Data-parallel computing applications (DPCAs) (e.g., MapReduce, web search, etc.) are driving the need of scalable, low-latency, high-speed, and energy-efficient datacenters, because a DPCA consists of a series of heavy-computation stages within a datacenter, and each stage contains multiple parallel flows that must be completed before next stage starts, referred to as “Coflow”. These parallel flows are grouped as a Coflow. Coflow is a networking abstraction to convey application-level communication requirements by exposing rich semantics of DPCAs to underlying networks, e.g., latency of data transmission between two computation stages, known as “Coflow Completion Time” (CCT). Packet-switched optical network (PSON) is a practical intra-datacenter interconnect solution for DPCAs, as it is designed as a low-complexity and scalable one-stage switching architecture, using advanced optical networking technologies, such as Arrayed Waveguide Grating Routers and wavelength-division multiplexing.

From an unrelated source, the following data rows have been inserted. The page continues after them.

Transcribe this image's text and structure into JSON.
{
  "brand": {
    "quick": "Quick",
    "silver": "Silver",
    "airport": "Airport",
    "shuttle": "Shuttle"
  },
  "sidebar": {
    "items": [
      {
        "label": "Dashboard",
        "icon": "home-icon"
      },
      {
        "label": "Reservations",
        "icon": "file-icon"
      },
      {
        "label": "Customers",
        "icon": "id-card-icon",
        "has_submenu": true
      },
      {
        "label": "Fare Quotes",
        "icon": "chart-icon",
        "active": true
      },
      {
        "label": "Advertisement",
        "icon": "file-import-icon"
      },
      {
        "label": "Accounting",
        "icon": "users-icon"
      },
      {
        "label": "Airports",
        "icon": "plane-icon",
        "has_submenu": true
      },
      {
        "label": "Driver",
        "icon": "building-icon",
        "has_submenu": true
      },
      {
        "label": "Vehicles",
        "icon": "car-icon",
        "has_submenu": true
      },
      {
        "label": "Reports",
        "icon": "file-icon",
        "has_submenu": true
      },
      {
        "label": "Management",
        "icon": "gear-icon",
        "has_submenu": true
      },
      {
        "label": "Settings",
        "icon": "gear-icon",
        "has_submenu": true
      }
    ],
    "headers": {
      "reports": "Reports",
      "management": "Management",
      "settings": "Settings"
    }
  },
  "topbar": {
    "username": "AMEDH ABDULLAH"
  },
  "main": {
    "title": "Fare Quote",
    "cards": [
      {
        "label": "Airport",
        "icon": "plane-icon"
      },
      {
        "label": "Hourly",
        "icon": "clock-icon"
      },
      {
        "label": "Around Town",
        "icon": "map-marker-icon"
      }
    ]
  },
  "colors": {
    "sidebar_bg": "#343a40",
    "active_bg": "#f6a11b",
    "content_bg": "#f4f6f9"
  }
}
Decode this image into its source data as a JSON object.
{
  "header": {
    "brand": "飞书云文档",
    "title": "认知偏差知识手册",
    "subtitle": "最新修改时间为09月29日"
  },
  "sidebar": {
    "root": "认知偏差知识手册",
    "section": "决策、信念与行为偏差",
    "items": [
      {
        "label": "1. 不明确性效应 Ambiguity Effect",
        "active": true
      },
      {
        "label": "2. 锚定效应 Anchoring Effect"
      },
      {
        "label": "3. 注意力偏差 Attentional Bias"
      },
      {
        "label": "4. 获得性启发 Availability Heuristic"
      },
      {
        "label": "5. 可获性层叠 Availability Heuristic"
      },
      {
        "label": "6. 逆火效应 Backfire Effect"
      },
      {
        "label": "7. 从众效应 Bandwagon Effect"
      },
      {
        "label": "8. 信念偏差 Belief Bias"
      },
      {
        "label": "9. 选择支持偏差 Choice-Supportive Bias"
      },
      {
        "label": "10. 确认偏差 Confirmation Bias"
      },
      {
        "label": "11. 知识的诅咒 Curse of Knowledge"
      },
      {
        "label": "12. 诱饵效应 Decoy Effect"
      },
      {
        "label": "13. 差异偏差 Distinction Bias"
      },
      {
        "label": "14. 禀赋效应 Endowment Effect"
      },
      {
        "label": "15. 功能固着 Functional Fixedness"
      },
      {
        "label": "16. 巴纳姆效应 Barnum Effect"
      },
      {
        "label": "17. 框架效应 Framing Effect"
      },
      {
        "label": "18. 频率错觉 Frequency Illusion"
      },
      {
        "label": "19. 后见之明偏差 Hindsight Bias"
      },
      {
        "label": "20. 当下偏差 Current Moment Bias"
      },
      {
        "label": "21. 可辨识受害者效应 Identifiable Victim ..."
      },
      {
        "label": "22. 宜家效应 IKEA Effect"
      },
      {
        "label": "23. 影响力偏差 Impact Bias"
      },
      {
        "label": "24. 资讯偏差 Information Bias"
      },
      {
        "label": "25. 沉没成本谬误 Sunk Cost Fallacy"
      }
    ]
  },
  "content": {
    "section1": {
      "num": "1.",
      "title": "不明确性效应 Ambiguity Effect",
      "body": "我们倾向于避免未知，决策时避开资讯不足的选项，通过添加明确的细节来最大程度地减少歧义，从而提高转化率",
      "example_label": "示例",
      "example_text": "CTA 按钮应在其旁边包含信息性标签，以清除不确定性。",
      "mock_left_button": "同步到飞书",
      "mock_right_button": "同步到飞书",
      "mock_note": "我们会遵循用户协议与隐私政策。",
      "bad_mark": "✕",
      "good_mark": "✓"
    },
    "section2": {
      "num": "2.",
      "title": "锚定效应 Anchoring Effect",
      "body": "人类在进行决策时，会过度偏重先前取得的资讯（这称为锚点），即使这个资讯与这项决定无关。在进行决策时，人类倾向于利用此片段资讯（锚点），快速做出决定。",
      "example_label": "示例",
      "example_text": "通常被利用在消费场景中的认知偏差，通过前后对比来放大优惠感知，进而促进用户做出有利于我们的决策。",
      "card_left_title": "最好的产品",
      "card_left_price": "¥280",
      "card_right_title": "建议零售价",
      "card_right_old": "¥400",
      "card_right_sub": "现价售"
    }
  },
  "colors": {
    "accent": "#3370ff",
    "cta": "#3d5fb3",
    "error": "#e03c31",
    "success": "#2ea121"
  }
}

In this work, we study how to minimize CCT in PSON-enabled datacenters by placing senders and receivers of Coflows to proper transceiver nodes and scheduling data transmission wisely, for which we propose a Coflow-aware placement and scheduling algorithm, consisting of Min-Priority placement algorithm and Priority-aware scheduling algorithm. They are designed to cooperate with each other to jointly minimize CCT. Numerical simulations demonstrate the benefits of joint design of Coflow placement and scheduling algorithm, compared to state-of-the-art scheduling and placement algorithms designed without correlation.